Women bring unique perspectives and experiences to the development of Artificial Intelligence systems, and their participation is crucial to creating more equitable and inclusive technologies.
International Women’s Day is a global celebration of women's social, economic, cultural, and political achievements. It is also a reminder of the ongoing fight for gender equality and the need to empower women across all fields, including technology. Artificial Intelligence is a rapidly growing field that has the potential to revolutionize the way we live and work. However, despite the recent advancements of women in tech, the industry remains largely male-dominated.
This year, International Women's Day’s theme is all about digital innovation and technology for gender equality. The theme highlights the crucial role that technology and innovation can play in advancing gender equality and empowering women and girls around the world.
According to an announcement from UN Women, "Digital innovation and technology can help break down barriers that prevent women and girls from accessing education, healthcare, and economic opportunities. They can help women and girls participate fully in the digital economy, and enable them to exercise their human rights and freedoms."
Gender diversity is not just a matter of social justice; it also has tangible economic benefits. Research has shown that companies with women in leadership positions are more profitable and innovative. Moreover, diversity of perspectives can lead to better decision-making and problem-solving.
Despite the potential benefits, women are still underrepresented in tech. According to a report by the National Center for Women & Information Technology, women hold only 26% of computing jobs, and only 5% of tech startups are owned by women. Furthermore, women of color are even more underrepresented. Only 3% of computing jobs held by African American women and 2% by Latina women in 2021 in the US.
The participation and representation of women in AI are crucial for the development of inclusive and unbiased technology. Diversity in AI teams leads to a broader range of perspectives and experiences, which can help avoid biases in data, algorithms, and models. Additionally, women bring unique skills to the field, such as empathy and collaboration, which are important for developing AI that benefits all members of society.

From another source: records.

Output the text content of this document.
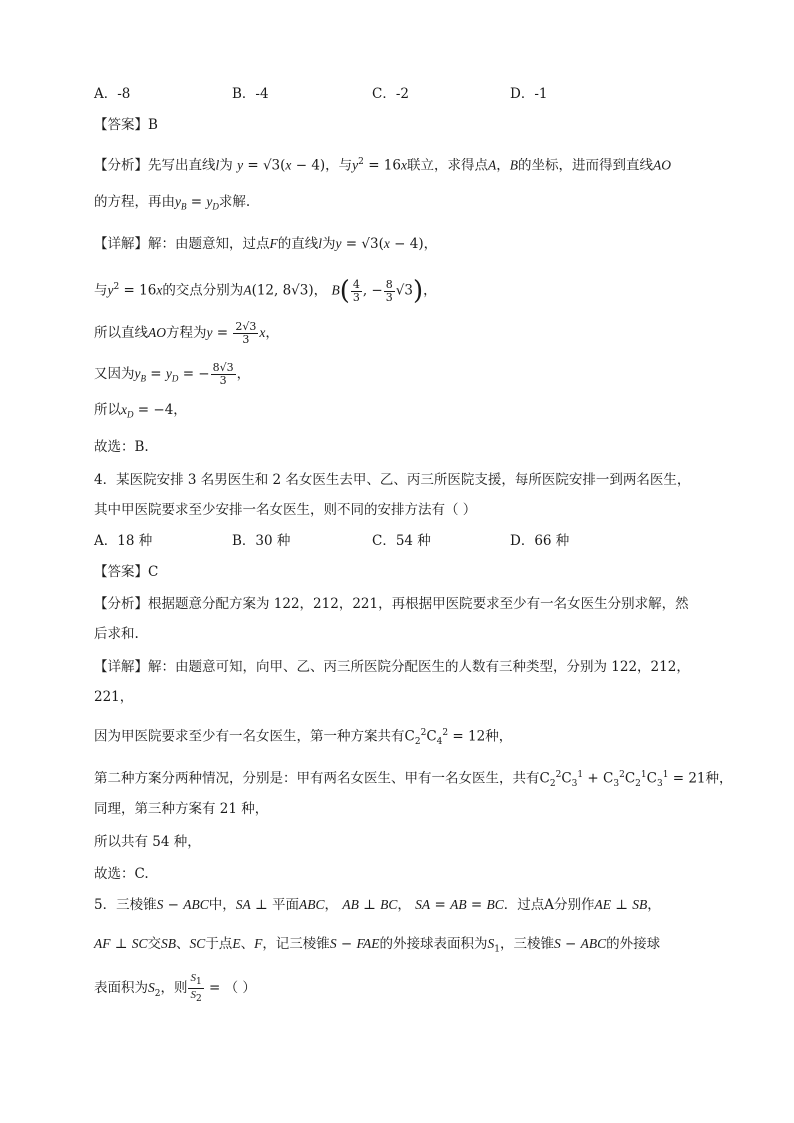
A．-8	B．-4	C．-2	D．-1
【答案】B
【分析】先写出直线l为 y = √3(x − 4)，与$y^2 = 16x$联立，求得点A，B的坐标，进而得到直线AO
的方程，再由$y_B = y_D$求解.
【详解】解：由题意知，过点F的直线l为y = √3(x − 4)，
与$y^2 = 16x$的交点分别为A(12, 8√3)， $B( \frac{4}{3}$ , − $\frac{8}{3} √3$)，
所以直线AO方程为$y = \frac{2√3}{3}$ x，
又因为$y_B = y_D$ = − $\frac{8√3}{3}$ ，
所以$x_D = -4$，
故选：B.
4．某医院安排 3 名男医生和 2 名女医生去甲、乙、丙三所医院支援，每所医院安排一到两名医生，
其中甲医院要求至少安排一名女医生，则不同的安排方法有（ ）
A．18 种	B．30 种	C．54 种	D．66 种
【答案】C
【分析】根据题意分配方案为 122，212，221，再根据甲医院要求至少有一名女医生分别求解，然
后求和.
【详解】解：由题意可知，向甲、乙、丙三所医院分配医生的人数有三种类型，分别为 122，212，
221，
因为甲医院要求至少有一名女医生，第一种方案共有$C_2^2C_4^2 = 12$种，
第二种方案分两种情况，分别是：甲有两名女医生、甲有一名女医生，共有$C_2^2C_3^1 + C_3^2C_2^1C_3^1 = 21$种，
同理，第三种方案有 21 种，
所以共有 54 种，
故选：C.
5．三棱锥S − ABC中，SA ⊥ 平面ABC， AB ⊥ BC， SA = AB = BC．过点A分别作AE ⊥ SB，
AF ⊥ SC交SB、SC于点E、F，记三棱锥S − FAE的外接球表面积为$S_1$，三棱锥S − ABC的外接球
表面积为$S_2$，则 $\frac{S_1}{S_2}$ = （ ）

Women in AI are making significant contributions to the field and advocating for ethical and inclusive development. For example, Joy Buolamwini, a computer scientist and founder of the Algorithmic Justice League, has been a leading voice in the fight against bias in AI. Her research has shown that facial recognition technology is less accurate for darker-skinned individuals, and she has called for regulation to address these issues.
Andrea Vallabueno aimed to create an objective measure of urban decay using YOLOv5.

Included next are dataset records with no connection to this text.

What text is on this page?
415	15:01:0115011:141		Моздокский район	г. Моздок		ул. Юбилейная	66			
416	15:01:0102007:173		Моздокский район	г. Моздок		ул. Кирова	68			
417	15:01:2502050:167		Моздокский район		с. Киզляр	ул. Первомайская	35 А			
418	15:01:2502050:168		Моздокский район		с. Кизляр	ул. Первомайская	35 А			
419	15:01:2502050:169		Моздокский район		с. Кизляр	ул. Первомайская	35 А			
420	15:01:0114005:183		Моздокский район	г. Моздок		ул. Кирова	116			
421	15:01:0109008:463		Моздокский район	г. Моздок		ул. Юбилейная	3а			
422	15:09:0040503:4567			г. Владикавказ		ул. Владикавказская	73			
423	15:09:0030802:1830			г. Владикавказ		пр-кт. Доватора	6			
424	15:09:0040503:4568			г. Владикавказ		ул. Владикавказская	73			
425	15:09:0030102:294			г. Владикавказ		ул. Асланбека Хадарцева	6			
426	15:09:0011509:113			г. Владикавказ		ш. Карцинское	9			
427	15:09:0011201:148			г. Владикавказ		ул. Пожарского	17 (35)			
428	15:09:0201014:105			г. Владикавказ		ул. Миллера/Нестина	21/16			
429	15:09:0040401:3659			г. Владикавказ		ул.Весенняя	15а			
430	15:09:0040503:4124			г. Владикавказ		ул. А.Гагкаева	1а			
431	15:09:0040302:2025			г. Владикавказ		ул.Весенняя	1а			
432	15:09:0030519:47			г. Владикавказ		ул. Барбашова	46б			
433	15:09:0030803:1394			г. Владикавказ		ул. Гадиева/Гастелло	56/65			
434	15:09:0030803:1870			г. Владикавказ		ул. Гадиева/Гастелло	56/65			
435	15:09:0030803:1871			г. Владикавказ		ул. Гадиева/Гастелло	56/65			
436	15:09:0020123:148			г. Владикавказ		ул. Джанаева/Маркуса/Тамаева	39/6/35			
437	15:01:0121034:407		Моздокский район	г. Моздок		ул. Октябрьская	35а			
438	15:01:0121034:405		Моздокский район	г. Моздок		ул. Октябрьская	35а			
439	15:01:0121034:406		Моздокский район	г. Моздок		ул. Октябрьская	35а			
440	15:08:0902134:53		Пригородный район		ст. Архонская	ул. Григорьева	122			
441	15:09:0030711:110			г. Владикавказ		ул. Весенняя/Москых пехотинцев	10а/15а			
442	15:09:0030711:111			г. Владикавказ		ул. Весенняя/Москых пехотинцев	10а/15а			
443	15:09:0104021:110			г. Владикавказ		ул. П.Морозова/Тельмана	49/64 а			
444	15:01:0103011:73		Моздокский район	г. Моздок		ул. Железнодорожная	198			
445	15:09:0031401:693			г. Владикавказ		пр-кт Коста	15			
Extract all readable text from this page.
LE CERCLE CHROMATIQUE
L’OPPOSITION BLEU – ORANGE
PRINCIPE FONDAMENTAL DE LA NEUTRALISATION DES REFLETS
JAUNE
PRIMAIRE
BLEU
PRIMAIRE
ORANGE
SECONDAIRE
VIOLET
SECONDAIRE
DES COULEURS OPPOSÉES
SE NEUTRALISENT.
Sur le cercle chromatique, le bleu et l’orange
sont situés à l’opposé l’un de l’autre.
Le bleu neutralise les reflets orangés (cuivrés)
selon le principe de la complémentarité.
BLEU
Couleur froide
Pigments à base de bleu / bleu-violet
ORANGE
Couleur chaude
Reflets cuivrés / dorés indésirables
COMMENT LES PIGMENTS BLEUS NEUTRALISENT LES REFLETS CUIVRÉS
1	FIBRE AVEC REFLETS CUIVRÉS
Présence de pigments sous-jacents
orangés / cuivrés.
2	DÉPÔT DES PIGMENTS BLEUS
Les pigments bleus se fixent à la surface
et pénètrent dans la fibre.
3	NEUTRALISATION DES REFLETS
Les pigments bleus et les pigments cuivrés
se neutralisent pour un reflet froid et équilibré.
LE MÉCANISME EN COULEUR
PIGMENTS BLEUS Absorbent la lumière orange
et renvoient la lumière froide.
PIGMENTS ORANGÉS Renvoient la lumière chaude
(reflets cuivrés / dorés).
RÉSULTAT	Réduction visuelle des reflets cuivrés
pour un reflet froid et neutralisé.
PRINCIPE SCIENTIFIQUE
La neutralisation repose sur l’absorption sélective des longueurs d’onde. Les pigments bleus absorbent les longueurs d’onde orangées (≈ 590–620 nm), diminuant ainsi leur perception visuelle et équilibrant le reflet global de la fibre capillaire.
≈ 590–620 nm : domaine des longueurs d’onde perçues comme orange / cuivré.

Andrea is a Research Fellow of Computational Science at Stanford University’s Regulation, Evaluation, and Governance Lab.
As a child in Mexico City, Andrea was acutely aware of the dramatic disparities between neighborhoods like Santa Fe, where a large concrete wall separated the rich from the poor.

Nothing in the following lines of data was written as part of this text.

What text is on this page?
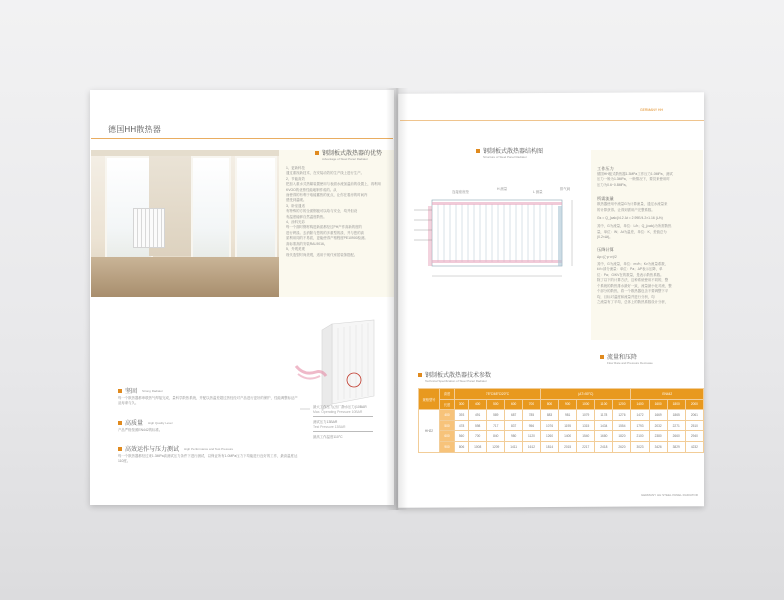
德国HH散热器
钢制板式散热器的优势
Advantage of Steel Panel Radiator
1、更新科技
通过重视新技术，在安装动效的生产线上进行生产。
2、节能高效
把加入重水式热媒装置使用与表面水流加温前的设置上，再利用KVOO的优势性能地制作成的。从
而使得的有利于取能蓄热的优点，让你在看房的时间内
感受到温暖。
3、卧室通适
有特殊的方的全面钢板可以给与安全，均并但设
有温度能够自然温度散热。
4、涂料光彩
每一个面时钢材构进新质都经过PH产作高新的度的
进行烤漆。去消除与您的的多重型的漆，并与您的高
质利用同的不易质，更能使得产格程度PE10900检测。
高标准高的安装RAL9016。
5、外观美观
现代造型时尚美观，适用于现代家居装饰搭配。
最大工作压力(出厂静水压力)10BAR
Max. Operating Pressure 10BAR
测试压力13BAR
Test Pressure 13BAR
最高工作温度110°C
坚固 Strong Radiator
每一个散热器都串联热气焊接完成，量科学散热系统，并配以热温差超过热经经对产品进行更好的保护，性能调整标证产品寿命与久。
高质量 High Quality Level
产品严格按照EN442的标准。
高效运作与压力测试 High Performance and Test Pressure
每一个散热器都经过来1.3MPa高测试压力条件下进行测试，以保证所有1.0MPa压力下均能进行良好的工作，最高温度达110度。
GERMANY HH STEEL PANEL RADIATOR
GERMANY HH
钢制板式散热器结构图
Structure of Steel Panel Radiator
连接座座垫
H 测量
L 测量
排气阀
工作压力
德国HH板式散热器1.3MPa工作压力1.0MPa，测试
压力一般为1.3MPa，一般情况下，要员来使用时
压力为0.6~0.8MPa。
所需流量
散热器使用中流量G为计算流量，通过水流量来
的计算获得。让得到需用户完整系数。
Gs = Q_{calc}/4.2 Δt = 2.99E/4.2×1.16 (L/h)
其中，G为流量，单位：L/h；Q_{calc}为所需散热
量，单位：W；Δt为温差，单位：K，差值总为
(0.2×Δt)。
压降计算
Δp=(ζ·ρ·v²)/2
其中，G为流量，单位：m³/h；Kv为流量系数，
kV=部分流量：单位：Pa；ΔP表示压降，单
位：Pa；G/KV在的数量，是表示散热系数。
除了以下的计算方法，这种系统使用不同的，整
个系统的散热排水最好一致，流量最小化对流，整
个部分的散热，将一个散热器包含不要调整下平
均，目标对温度和流量并进行分析，均
之流量有了平均，总体上的散热系数设计分析，
流量和压降
Flow Rate and Pressure Decrease
钢制板式散热器技术参数
Technical Specification of Steel Panel Radiator
规格型号	高度	75°C/65°C/20°C					(ΔT=50°C)					EN442			
	长度	300	400	500	600	700	800	900	1000	1100	1200	1400	1600	1800	2000
HH22	400	393	491	589	687	785	883	981	1079	1178	1276	1472	1669	1865	2061
	500	478	598	717	837	956	1076	1195	1315	1434	1554	1793	2032	2271	2510
	600	560	700	840	980	1120	1260	1400	1540	1680	1820	2100	2380	2660	2940
	900	806	1008	1209	1411	1612	1814	2015	2217	2418	2620	3023	3426	3829	4232
GERMANY HH STEEL PANEL RADIATOR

Andrea and her team found YOLOv5 to be incredibly easy to work with. They spent the majority of their time on curating their dataset and training their models. The trained model was used to run inference on 114,000 street view images from different neighborhoods in San Francisco, Mexico City, and South Bend.
The detections of the eight attributes were aggregated at the street segment level to generate indices of urban decay and measure the change in the incidence of urban decay over time.
Kristen Kehrer is an inspiring data scientist working at Comet as a Developer Advocate, but her resumé doesn't end here.
Kristen is also the Founder of Data Moves Me, co-author of “Mothers of Data Science”, and was named a 2018 LinkedIn Top Voice in Data Science & Analytics with currently more than 92k LinkedIn Followers.
Kristen has been delivering innovative and actionable machine-learning solutions across multiple industries. Moreover, she has extensive experience in data science, machine learning, and software engineering.
She has spoken at numerous conferences and events, sharing her expertise on machine learning, data science, and related topics.
Our favorite project of Kristen's was school bus detection. Testing out our Comet integration with YOLOv5, Kristen trained the model to detect her kids’ school bus passing by her house. This then triggered a process resulting in her phone being sent a text notification. Once she gets a text, Kristen has about six minutes to get her kids ready to catch the bus.
Lians Wanjiku is a Data Science and Machine Learning enthusiast from Kenya. After realizing how easy it is to extract valuable insights from data, Lian became intrigued by the field of Machine Learning. About a year ago, she joined a data science community and has since developed a strong interest in pursuing it as a career.
Lians is now a senior-year student and research assistant intern in the data science center at the Dedan Kimathi University of Technology. Lians was using YOLOv5 to classify animal species in her school’s conservancy, later in the project, she realized that after classification, the model could automatically annotate all the images. This makes it easier to reduce human effort and save time annotating images.
To Lians, it is amazing how data science and AI drive the future!
Our community is made up of a diverse group of individuals who we aim to empower by placing the power of AI in everyone’s hands. Andrea, Kristen, and Lians are just a few examples of the many talented and innovative women using computer vision to make a difference in the world. On this International Women's Day and every day, we commend these women’s achievements and continue to support and encourage women in tech.
Empowering women in tech is not only a beneficial movement from a social justice perspective but something that can benefit the industry and society as a whole.